Две огромные красные пожарные машины с ревом сирен обогнали нас. Выдвижные лестницы, брезентовые робы пожарных, блеснули каски. Мы устремились следом. Мы мчались в струе ветра, который они рассекали впереди себя. Неподвижность внутри машины, мелькание по сторонам, красная стрелка спидометра, ползущая вправо, и усиливающееся давление на уши.
Мы выскочили на второй подъем. Горизонт, лес. Дыма нет. Уже и дыма нет. Я увижу закопченный кирпичный цоколь, в нем жар и дымящиеся головешки. И печную трубу. Этот цоколь ставил мой отец еще.
У поворота к заводу бетонных изделий пожарные машины свернули вправо с шоссе, мы пронеслись прямо, как выстреленные. Мы обгоняли всех подряд, машины мелькали и отставали.
Кто-то уже в поселке хотел остановить нас, махал рукой.
— Не останавливайся!
Мы свернули на нашу улицу. Забор, клены, серый скат нашей шиферной крыши… Ничего не понимая, мы бросили машину у ворот, вбежали на участок. Наша дача стояла на месте. Среди жел-тых и серых осенних кленов островерхая, зеленая, с белыми наличниками, белыми раскрытыми ставнями на окнах, она еще никогда не казалась мне такой красивой.

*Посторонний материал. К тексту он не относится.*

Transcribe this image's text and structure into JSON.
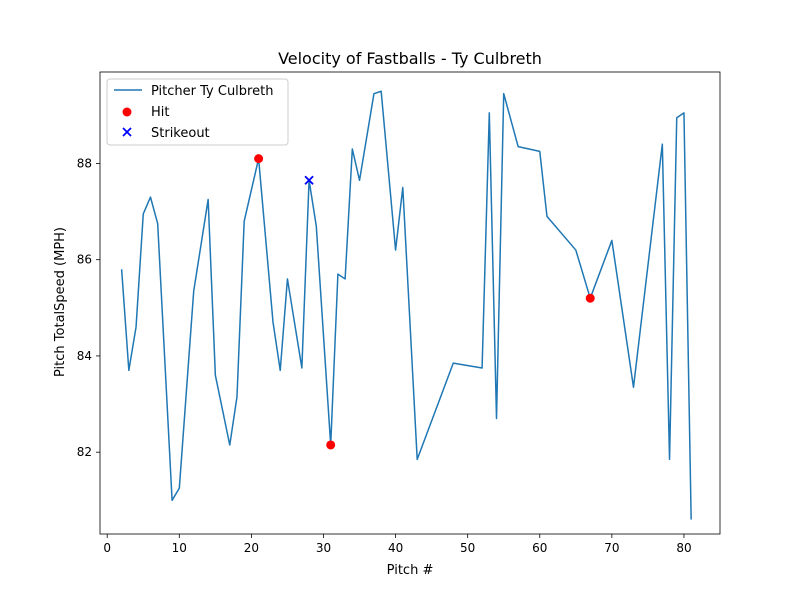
{
  "chart_data": {
    "type": "line",
    "title": "Velocity of Fastballs - Ty Culbreth",
    "xlabel": "Pitch #",
    "ylabel": "Pitch TotalSpeed (MPH)",
    "xlim": [
      -1,
      85
    ],
    "ylim": [
      80.3,
      89.9
    ],
    "xticks": [
      0,
      10,
      20,
      30,
      40,
      50,
      60,
      70,
      80
    ],
    "yticks": [
      82,
      84,
      86,
      88
    ],
    "grid": false,
    "legend_position": "top-left",
    "series": [
      {
        "name": "Pitcher Ty Culbreth",
        "color": "#1f77b4",
        "x": [
          2,
          3,
          4,
          5,
          6,
          7,
          9,
          10,
          12,
          14,
          15,
          17,
          18,
          19,
          21,
          23,
          24,
          25,
          27,
          28,
          29,
          31,
          32,
          33,
          34,
          35,
          37,
          38,
          40,
          41,
          43,
          48,
          52,
          53,
          54,
          55,
          57,
          60,
          61,
          65,
          67,
          70,
          73,
          77,
          78,
          79,
          80,
          81
        ],
        "y": [
          85.8,
          83.7,
          84.6,
          86.95,
          87.3,
          86.75,
          81.0,
          81.25,
          85.35,
          87.25,
          83.6,
          82.15,
          83.15,
          86.8,
          88.1,
          84.7,
          83.7,
          85.6,
          83.75,
          87.65,
          86.7,
          82.15,
          85.7,
          85.6,
          88.3,
          87.65,
          89.45,
          89.5,
          86.2,
          87.5,
          81.85,
          83.85,
          83.75,
          89.05,
          82.7,
          89.45,
          88.35,
          88.25,
          86.9,
          86.2,
          85.2,
          86.4,
          83.35,
          88.4,
          81.85,
          88.95,
          89.05,
          80.6
        ]
      }
    ],
    "points": [
      {
        "name": "Hit",
        "marker": "circle",
        "color": "#ff0000",
        "x": [
          21,
          31,
          67
        ],
        "y": [
          88.1,
          82.15,
          85.2
        ]
      },
      {
        "name": "Strikeout",
        "marker": "x",
        "color": "#0000ff",
        "x": [
          28
        ],
        "y": [
          87.65
        ]
      }
    ]
  }
}
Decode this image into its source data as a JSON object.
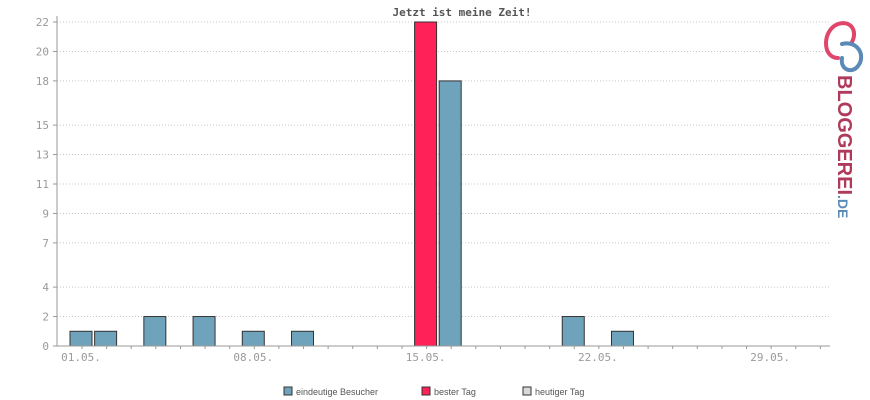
{
  "chart_data": {
    "type": "bar",
    "title": "Jetzt ist meine Zeit!",
    "y_ticks": [
      "0",
      "2",
      "4",
      "7",
      "9",
      "11",
      "13",
      "15",
      "18",
      "20",
      "22"
    ],
    "ylim": [
      0,
      22
    ],
    "x_tick_labels": [
      {
        "label": "01.05.",
        "day": 1
      },
      {
        "label": "08.05.",
        "day": 8
      },
      {
        "label": "15.05.",
        "day": 15
      },
      {
        "label": "22.05.",
        "day": 22
      },
      {
        "label": "29.05.",
        "day": 29
      }
    ],
    "days": 31,
    "series": [
      {
        "name": "eindeutige Besucher",
        "color": "#6fa3bb",
        "points": [
          {
            "day": 1,
            "value": 1
          },
          {
            "day": 2,
            "value": 1
          },
          {
            "day": 4,
            "value": 2
          },
          {
            "day": 6,
            "value": 2
          },
          {
            "day": 8,
            "value": 1
          },
          {
            "day": 10,
            "value": 1
          },
          {
            "day": 16,
            "value": 18
          },
          {
            "day": 21,
            "value": 2
          },
          {
            "day": 23,
            "value": 1
          }
        ]
      },
      {
        "name": "bester Tag",
        "color": "#ff2157",
        "points": [
          {
            "day": 15,
            "value": 22
          }
        ]
      },
      {
        "name": "heutiger Tag",
        "color": "#d9d9d9",
        "points": []
      }
    ],
    "grid": true,
    "legend_position": "bottom"
  },
  "logo": {
    "text_main": "BLOGGEREI",
    "text_suffix": ".DE",
    "color_main": "#b03a5b",
    "color_suffix": "#5a8ab5"
  }
}
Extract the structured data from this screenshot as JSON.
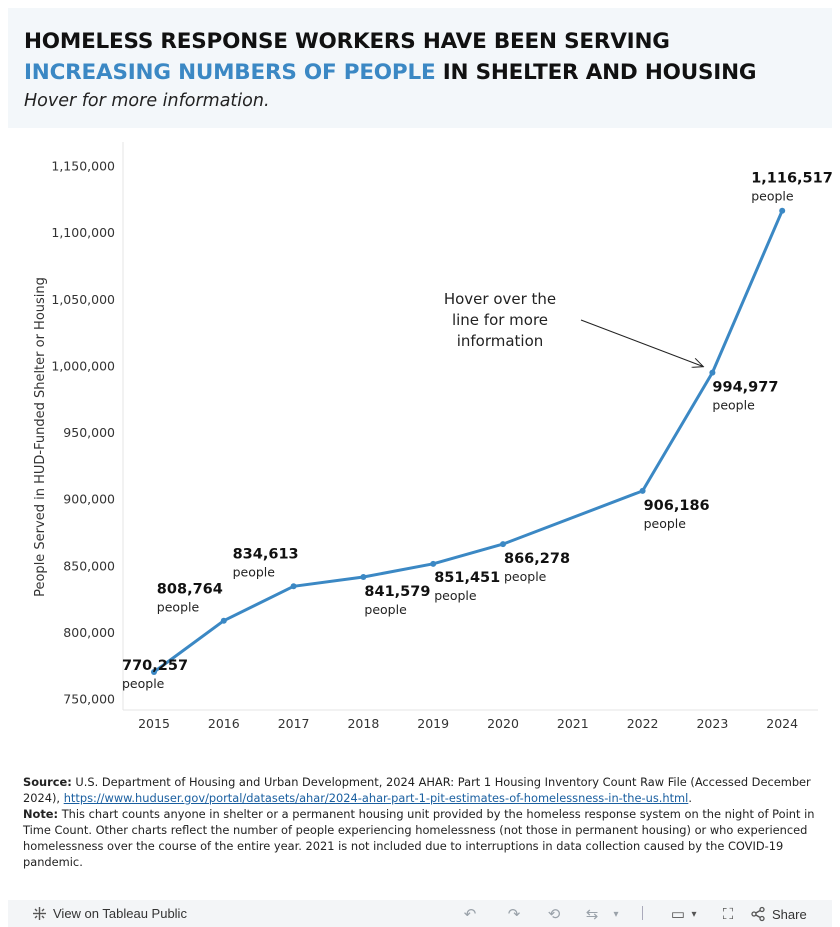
{
  "header": {
    "title_line1": "HOMELESS RESPONSE WORKERS HAVE BEEN SERVING",
    "title_accent": "INCREASING NUMBERS OF PEOPLE",
    "title_line2_rest": " IN SHELTER AND HOUSING",
    "subtitle": "Hover for more information."
  },
  "colors": {
    "accent": "#3b88c4",
    "line": "#3b88c4",
    "header_bg": "#f3f7fa"
  },
  "chart_data": {
    "type": "line",
    "title": "HOMELESS RESPONSE WORKERS HAVE BEEN SERVING INCREASING NUMBERS OF PEOPLE IN SHELTER AND HOUSING",
    "xlabel": "",
    "ylabel": "People Served in HUD-Funded Shelter or Housing",
    "categories": [
      "2015",
      "2016",
      "2017",
      "2018",
      "2019",
      "2020",
      "2021",
      "2022",
      "2023",
      "2024"
    ],
    "series": [
      {
        "name": "People served",
        "x": [
          "2015",
          "2016",
          "2017",
          "2018",
          "2019",
          "2020",
          "2022",
          "2023",
          "2024"
        ],
        "values": [
          770257,
          808764,
          834613,
          841579,
          851451,
          866278,
          906186,
          994977,
          1116517
        ],
        "labels": [
          "770,257",
          "808,764",
          "834,613",
          "841,579",
          "851,451",
          "866,278",
          "906,186",
          "994,977",
          "1,116,517"
        ]
      }
    ],
    "point_unit": "people",
    "ylim": [
      750000,
      1160000
    ],
    "yticks": [
      750000,
      800000,
      850000,
      900000,
      950000,
      1000000,
      1050000,
      1100000,
      1150000
    ],
    "ytick_labels": [
      "750,000",
      "800,000",
      "850,000",
      "900,000",
      "950,000",
      "1,000,000",
      "1,050,000",
      "1,100,000",
      "1,150,000"
    ],
    "annotation": {
      "lines": [
        "Hover over the",
        "line for more",
        "information"
      ],
      "points_to": "2023"
    },
    "grid": false
  },
  "notes": {
    "source_label": "Source:",
    "source_text": " U.S. Department of Housing and Urban Development, 2024 AHAR: Part 1 Housing Inventory Count Raw File (Accessed December 2024), ",
    "source_link": "https://www.huduser.gov/portal/datasets/ahar/2024-ahar-part-1-pit-estimates-of-homelessness-in-the-us.html",
    "source_end": ".",
    "note_label": "Note:",
    "note_text": " This chart counts anyone in shelter or a permanent housing unit provided by the homeless response system on the night of Point in Time Count. Other charts reflect the number of people experiencing homelessness (not those in permanent housing) or who experienced homelessness over the course of the entire year. 2021 is not included due to interruptions in data collection caused by the COVID-19 pandemic."
  },
  "footer": {
    "view_label": "View on Tableau Public",
    "share_label": "Share",
    "icons": [
      "tableau-icon",
      "undo-icon",
      "redo-icon",
      "revert-icon",
      "refresh-icon",
      "pause-icon",
      "download-icon",
      "fullscreen-icon",
      "share-icon"
    ]
  }
}
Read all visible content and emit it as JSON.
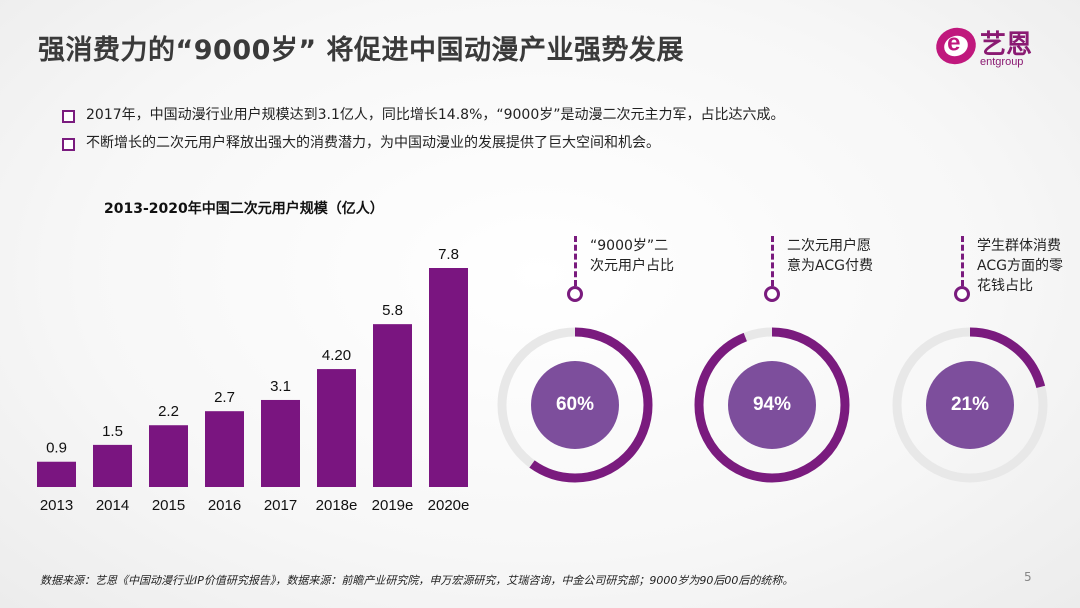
{
  "title": "强消费力的“9000岁” 将促进中国动漫产业强势发展",
  "logo": {
    "cn": "艺恩",
    "en": "entgroup",
    "letter": "e"
  },
  "bullets": [
    "2017年，中国动漫行业用户规模达到3.1亿人，同比增长14.8%，“9000岁”是动漫二次元主力军，占比达六成。",
    "不断增长的二次元用户释放出强大的消费潜力，为中国动漫业的发展提供了巨大空间和机会。"
  ],
  "chart_data": [
    {
      "type": "bar",
      "title": "2013-2020年中国二次元用户规模（亿人）",
      "categories": [
        "2013",
        "2014",
        "2015",
        "2016",
        "2017",
        "2018e",
        "2019e",
        "2020e"
      ],
      "values": [
        0.9,
        1.5,
        2.2,
        2.7,
        3.1,
        4.2,
        5.8,
        7.8
      ],
      "value_labels": [
        "0.9",
        "1.5",
        "2.2",
        "2.7",
        "3.1",
        "4.20",
        "5.8",
        "7.8"
      ],
      "xlabel": "",
      "ylabel": "",
      "ylim": [
        0,
        7.8
      ],
      "color": "#7a1580"
    },
    {
      "type": "pie",
      "items": [
        {
          "label": "“9000岁”二次元用户占比",
          "value": 60,
          "text": "60%"
        },
        {
          "label": "二次元用户愿意为ACG付费",
          "value": 94,
          "text": "94%"
        },
        {
          "label": "学生群体消费ACG方面的零花钱占比",
          "value": 21,
          "text": "21%"
        }
      ]
    }
  ],
  "callouts": [
    [
      "“9000岁”二",
      "次元用户占比"
    ],
    [
      "二次元用户愿",
      "意为ACG付费"
    ],
    [
      "学生群体消费",
      "ACG方面的零",
      "花钱占比"
    ]
  ],
  "colors": {
    "primary": "#7a1580",
    "ring": "#7a1b7e",
    "track": "#e8e8e8",
    "inner": "#7d4e9c"
  },
  "source": "数据来源：艺恩《中国动漫行业IP价值研究报告》，数据来源：前瞻产业研究院，申万宏源研究，艾瑞咨询，中金公司研究部；9000岁为90后00后的统称。",
  "page_number": "5"
}
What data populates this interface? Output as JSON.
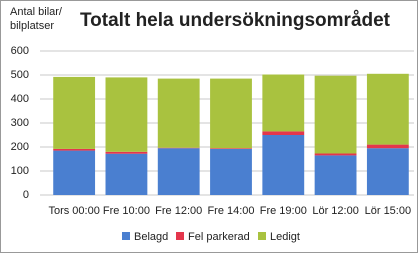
{
  "chart_data": {
    "type": "stacked-bar",
    "title": "Totalt hela undersökningsområdet",
    "y_label": [
      "Antal bilar/",
      "bilplatser"
    ],
    "categories": [
      "Tors 00:00",
      "Fre 10:00",
      "Fre 12:00",
      "Fre 14:00",
      "Fre 19:00",
      "Lör 12:00",
      "Lör 15:00"
    ],
    "series": [
      {
        "name": "Belagd",
        "color": "#4a7fd0",
        "values": [
          185,
          172,
          195,
          192,
          250,
          165,
          195
        ]
      },
      {
        "name": "Fel parkerad",
        "color": "#e4364c",
        "values": [
          7,
          8,
          2,
          3,
          15,
          8,
          15
        ]
      },
      {
        "name": "Ledigt",
        "color": "#a9c23f",
        "values": [
          300,
          310,
          288,
          290,
          237,
          324,
          295
        ]
      }
    ],
    "ylim": [
      0,
      600
    ],
    "yticks": [
      0,
      100,
      200,
      300,
      400,
      500,
      600
    ],
    "grid": true,
    "legend": "bottom"
  }
}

— Ну вот, — сказал я и успел крикнуть Кире, устремившейся вперед: — На провод не наступи!
Оборванный провод лежал на участке — на малине, на кустах крыжовника, на земле поперек дорожки.
Я видел, как Кира, обходя дом, трогала его рукой. Я тоже тронул. Сквозь холодную масля-ную краску рука чувствовала тепло дерева, дом был жив.
Только у рубильника, у щитка закоптилось и обгорела проводка. Электричества не было. Из окна в окно дом пронизывал закатный свет, смола на сосновых деревянных стенах светилась янтарно.
— Ну вот, — сказал я, — сами отняли у себя, по меньшей мере, год жизни.
И погладил Киру по мягким, уже редким волосам, почувствовал под рукой ее маленькую теплую голову со всеми неровностями, поцеловал в висок. Она вдруг заплакала:
— Сколько нервов стоит, сколько все стоит нервов!
Давно уже мы не были так близки. Мы стояли в пустом доме, и она плакала, а на моих губах был ее тон, и крем, и запах ее пудры. Она вообще редко плачет, просто я не помню, когда она плакала в последний раз. А мы все страшимся переживаний, когда, быть может, они и возвращают нас к человеческой сущности.
Я загнал машину во двор, закрыл ворота. Кира на участке разговаривала с соседом. Он рассказывал, как первым заметил, что у нашего щитка что-то искрит, как перелез через забор, выключил рубильник, как потом решился и лопатой оборвал один провод. Действительно, могли сгореть.
Старый неудавшийся художник, он жил тут круглый год, в доме у них, как в кладовке, куда запихали в беспорядке ненужные вещи, тряпки, — застойный воздух, словно всю зиму не проветривалось; это запах старости. Целыми днями он и его жена возились на своем участке, приторговывали цветами, клубникой, и летом к нам не раз приходили отдыхающие — кто со стеклянной банкой, кто с кульком в руках, просили продать клубнику, не верили, что мы не торгуем, обижались. Однажды мы даже прибили на калитке стандартную табличку: «Во дворе злая собака». Кто-то сцарапал «собака» и надписал «хозяйка».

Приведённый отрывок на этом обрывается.